Counsel for respondents conceded that the matter of costs under Section 6 of rule 24 of Supreme Court rules rests in the discretion of the court in matters of this kind.
This rule reads: "The Court, after hearing the proofs and allegations of the parties, shall render judgment, either that a writ of prohibition, absolute, restraining the respondent, shall issue, or that such writ be denied, and may make and enforce such order in relation to costs and charges as may be deemed just."
It is also conceded that the statute governing the assessment of cost in civil cases generally (section 1 of chapter 16 of the Laws of 1933) rests likewise in the discretion of the court. As a matter of course, all the costs accruing in this court were paid at the time of the filing of the suit by relators, and what respondents now desire to have done is to secure, by having this court now assess as items for "costs and charges", an item of $17.20 incurred by respondents in bringing up a record from the district court of Sierra County which he considered necessary in defense of the prohibition suit here, and in addition, an item of $42.62 likewise certified as paid from the court funds of Sierra County as traveling and other expenses of an attorney who appeared here to represent the respondent judge in the hearing upon the writ.
Counsel for respondent urges that inasmuch as the case was here dismissed as being without merit and the respondent thus prevailing, that the circumstances surrounding the institution of the suit were such as should move this court in its discretion to allow such items as "cost" or "charges", perhaps somewhat as a penalty.
In the absence of a statute or rule of court it cannot be said that attorney fees are such items as are properly taxed as costs, or may be considered as items recoverable as damages. Dame v. Cochiti Education Improvement Co., 13 N.M. 10, 79 P. 296; Tatavich v. Pettine et al., 31 N.M. 479, 247 P. 840; Atchison, Topeka S.F.R. Co. v. Citizens' Traction Power Co., 16 N.M. 163, 113 P. 813.
The general rule is that each party to litigation must pay his own counsel fees. These are not allowable in the absence of a specially authorizing statute or agreement. Rowland v. Maddock, 183 Mass. 360, 67 N.E. 347; Brooks v. Forington, 117 Cal. 219, 48 P. 1073; Jenkins v. Commercial Nat. Bank, 19 Idaho 290, 113 P. 463; Henke v. Gunzenhauser, 195 Ill. 130, 62 N.E. 896, 897.
In the case of Gold Dust Corp. v.
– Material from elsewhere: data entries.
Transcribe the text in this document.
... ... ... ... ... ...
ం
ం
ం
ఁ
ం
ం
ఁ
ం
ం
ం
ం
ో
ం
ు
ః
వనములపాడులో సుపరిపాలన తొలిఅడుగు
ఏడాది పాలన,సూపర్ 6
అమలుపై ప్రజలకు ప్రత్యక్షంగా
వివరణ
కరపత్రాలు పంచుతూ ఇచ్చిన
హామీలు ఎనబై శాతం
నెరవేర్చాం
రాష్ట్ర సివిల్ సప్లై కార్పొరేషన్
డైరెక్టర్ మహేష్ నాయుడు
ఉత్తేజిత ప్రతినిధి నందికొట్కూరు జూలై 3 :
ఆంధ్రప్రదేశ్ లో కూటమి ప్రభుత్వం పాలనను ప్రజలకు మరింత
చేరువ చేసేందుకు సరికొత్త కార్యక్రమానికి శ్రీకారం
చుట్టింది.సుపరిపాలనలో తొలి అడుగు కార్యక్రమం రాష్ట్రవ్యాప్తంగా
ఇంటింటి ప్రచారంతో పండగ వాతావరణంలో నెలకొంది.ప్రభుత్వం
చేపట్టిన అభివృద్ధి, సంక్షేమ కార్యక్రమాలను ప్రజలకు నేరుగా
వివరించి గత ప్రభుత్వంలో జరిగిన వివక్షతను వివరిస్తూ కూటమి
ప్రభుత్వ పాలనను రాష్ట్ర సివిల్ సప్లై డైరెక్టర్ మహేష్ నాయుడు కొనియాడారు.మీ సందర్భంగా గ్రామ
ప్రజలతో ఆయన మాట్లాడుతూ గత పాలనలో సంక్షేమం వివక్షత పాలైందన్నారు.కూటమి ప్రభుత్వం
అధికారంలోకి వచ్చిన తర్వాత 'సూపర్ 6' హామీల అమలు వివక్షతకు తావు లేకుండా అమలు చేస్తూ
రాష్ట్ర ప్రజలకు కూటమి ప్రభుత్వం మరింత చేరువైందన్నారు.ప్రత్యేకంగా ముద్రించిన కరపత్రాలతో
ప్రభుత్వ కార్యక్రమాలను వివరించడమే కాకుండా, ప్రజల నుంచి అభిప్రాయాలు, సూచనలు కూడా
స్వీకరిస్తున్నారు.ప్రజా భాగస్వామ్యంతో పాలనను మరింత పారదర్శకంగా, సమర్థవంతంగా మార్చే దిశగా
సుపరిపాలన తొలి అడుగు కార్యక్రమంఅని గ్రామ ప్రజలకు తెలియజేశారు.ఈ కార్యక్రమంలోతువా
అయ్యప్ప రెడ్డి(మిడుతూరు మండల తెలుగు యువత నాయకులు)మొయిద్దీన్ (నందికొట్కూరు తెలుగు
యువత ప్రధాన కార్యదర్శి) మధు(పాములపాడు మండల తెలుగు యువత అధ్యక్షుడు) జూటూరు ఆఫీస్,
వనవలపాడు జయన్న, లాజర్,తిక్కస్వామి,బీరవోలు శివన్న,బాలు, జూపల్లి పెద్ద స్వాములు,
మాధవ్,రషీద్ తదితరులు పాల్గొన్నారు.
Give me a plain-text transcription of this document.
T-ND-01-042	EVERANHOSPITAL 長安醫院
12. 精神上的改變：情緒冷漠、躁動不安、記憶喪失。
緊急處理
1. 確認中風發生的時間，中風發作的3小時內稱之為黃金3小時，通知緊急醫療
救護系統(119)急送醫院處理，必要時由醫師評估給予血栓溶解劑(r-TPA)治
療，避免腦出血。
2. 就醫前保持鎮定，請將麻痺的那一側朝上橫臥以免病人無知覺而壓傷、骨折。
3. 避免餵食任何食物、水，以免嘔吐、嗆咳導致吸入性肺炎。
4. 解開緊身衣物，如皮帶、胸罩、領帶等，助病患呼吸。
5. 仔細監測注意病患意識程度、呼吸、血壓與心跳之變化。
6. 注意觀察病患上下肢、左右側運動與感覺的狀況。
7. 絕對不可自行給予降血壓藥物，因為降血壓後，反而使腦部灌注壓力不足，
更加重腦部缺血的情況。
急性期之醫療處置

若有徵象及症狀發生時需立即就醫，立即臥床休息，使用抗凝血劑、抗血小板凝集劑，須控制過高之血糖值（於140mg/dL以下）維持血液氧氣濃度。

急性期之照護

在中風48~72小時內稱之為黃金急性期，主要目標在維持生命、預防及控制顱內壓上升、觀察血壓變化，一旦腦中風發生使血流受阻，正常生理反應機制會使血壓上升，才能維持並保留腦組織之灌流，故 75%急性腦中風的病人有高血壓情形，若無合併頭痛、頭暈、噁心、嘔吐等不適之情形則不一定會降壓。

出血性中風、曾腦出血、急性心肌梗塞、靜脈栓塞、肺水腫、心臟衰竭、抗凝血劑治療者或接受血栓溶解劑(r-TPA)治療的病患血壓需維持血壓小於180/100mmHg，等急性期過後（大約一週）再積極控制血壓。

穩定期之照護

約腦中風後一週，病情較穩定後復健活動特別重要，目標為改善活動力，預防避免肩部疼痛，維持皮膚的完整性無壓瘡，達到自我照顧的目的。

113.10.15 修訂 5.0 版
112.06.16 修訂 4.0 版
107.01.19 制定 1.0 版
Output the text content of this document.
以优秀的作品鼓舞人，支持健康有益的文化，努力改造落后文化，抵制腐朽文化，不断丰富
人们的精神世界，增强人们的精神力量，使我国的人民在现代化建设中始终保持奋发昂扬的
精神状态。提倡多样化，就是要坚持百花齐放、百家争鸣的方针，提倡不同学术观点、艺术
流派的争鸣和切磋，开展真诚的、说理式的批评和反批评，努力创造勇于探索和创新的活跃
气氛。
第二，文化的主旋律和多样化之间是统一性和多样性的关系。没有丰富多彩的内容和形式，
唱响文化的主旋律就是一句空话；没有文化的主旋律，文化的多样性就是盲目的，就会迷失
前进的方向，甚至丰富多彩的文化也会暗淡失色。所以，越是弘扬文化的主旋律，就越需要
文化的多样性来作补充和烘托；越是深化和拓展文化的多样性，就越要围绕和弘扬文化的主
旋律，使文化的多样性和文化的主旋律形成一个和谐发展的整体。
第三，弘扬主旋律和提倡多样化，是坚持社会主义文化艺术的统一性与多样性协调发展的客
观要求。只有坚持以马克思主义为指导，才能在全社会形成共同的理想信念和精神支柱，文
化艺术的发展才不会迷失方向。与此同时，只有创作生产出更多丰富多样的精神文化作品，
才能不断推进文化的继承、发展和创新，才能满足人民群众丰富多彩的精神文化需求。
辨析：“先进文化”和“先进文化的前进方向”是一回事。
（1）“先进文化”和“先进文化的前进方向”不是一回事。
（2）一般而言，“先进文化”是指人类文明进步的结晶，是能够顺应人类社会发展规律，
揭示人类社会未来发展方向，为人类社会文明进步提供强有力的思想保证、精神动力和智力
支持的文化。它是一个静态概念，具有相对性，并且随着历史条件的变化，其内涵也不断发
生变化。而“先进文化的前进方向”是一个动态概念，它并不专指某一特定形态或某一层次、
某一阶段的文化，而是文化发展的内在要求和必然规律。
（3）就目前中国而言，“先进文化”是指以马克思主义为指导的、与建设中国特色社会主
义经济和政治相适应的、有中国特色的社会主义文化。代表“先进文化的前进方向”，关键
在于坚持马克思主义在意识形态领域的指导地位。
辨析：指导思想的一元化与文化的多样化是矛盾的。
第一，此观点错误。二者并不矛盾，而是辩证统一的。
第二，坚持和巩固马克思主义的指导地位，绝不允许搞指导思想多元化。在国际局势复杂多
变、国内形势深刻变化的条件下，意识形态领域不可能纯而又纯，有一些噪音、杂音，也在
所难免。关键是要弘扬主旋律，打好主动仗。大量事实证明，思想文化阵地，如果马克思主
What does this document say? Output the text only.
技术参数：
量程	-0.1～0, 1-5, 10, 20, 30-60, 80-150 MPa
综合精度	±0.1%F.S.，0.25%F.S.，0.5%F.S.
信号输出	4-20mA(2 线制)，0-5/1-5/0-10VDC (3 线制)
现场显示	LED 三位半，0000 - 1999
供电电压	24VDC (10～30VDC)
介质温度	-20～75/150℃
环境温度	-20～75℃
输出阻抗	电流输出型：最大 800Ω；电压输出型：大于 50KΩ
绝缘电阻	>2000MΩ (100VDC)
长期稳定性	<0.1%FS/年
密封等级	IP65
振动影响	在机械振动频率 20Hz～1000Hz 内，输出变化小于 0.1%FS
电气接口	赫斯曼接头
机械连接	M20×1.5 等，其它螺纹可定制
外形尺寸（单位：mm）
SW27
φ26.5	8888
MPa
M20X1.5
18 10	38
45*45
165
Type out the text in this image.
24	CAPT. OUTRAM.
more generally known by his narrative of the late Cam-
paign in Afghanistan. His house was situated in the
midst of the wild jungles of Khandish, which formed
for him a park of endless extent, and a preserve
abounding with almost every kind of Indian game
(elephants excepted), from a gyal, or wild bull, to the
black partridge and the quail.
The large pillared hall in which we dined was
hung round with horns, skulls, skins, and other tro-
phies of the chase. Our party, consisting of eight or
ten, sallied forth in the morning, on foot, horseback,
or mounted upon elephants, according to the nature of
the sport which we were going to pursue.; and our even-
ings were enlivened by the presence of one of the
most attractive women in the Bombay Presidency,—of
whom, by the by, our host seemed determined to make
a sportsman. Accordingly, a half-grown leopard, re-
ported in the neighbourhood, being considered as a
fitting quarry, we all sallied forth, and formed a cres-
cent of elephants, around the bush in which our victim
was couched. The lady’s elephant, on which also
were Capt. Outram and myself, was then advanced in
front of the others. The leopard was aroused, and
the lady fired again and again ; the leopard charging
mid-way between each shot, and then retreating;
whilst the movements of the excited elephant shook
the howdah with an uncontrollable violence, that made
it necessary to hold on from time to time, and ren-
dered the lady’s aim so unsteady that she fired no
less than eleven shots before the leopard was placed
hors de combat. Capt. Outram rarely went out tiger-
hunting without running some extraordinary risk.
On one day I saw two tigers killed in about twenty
Hoffenberg, 2 Cir., 87 F.2d 451, 453, it was said with reference to attorney fees as costs: "Both in federal and in state courts it is established in actions at law and almost uniformly settled in equity cases that counsel fees may not be recovered" in the absence of statute or special agreement.
It would seem the rule governing fees would apply as well to traveling expenses.
Assuming, but not deciding, that under the term "charges", as used in the rule above mentioned we would be permitted to assess such items as suggested against relator, still there are no facts or circumstances to be found in this case, as reflected by the opinion or otherwise, which would justify such action. Regardless of the fact that the suit lacked merit, which clearly appears from our disposition thereof, the opinion does not so show, nor can we say, that the same was not instituted in good faith. It might also be said that there are many law suits wherein the prevailing party must bear the burden of some such expense and charges involved in preparation for trial, such as preparing evidence, and in attorney fees and traveling expenses. This situation we have often, and moreover, there are many instances where a suit is instituted by the losing party with slight hope, at the time, of success, and in rare cases, perhaps, even indifferent to success. These present cases of some of the uncompensated for burdens that litigants must be expected to assume in the orderly administration of justice as one of the common hazards of litigation.
The motion will be denied, and it is so ordered.
BICKLEY, C.J., and BRICE, ZINN, and SADLER, JJ., concur.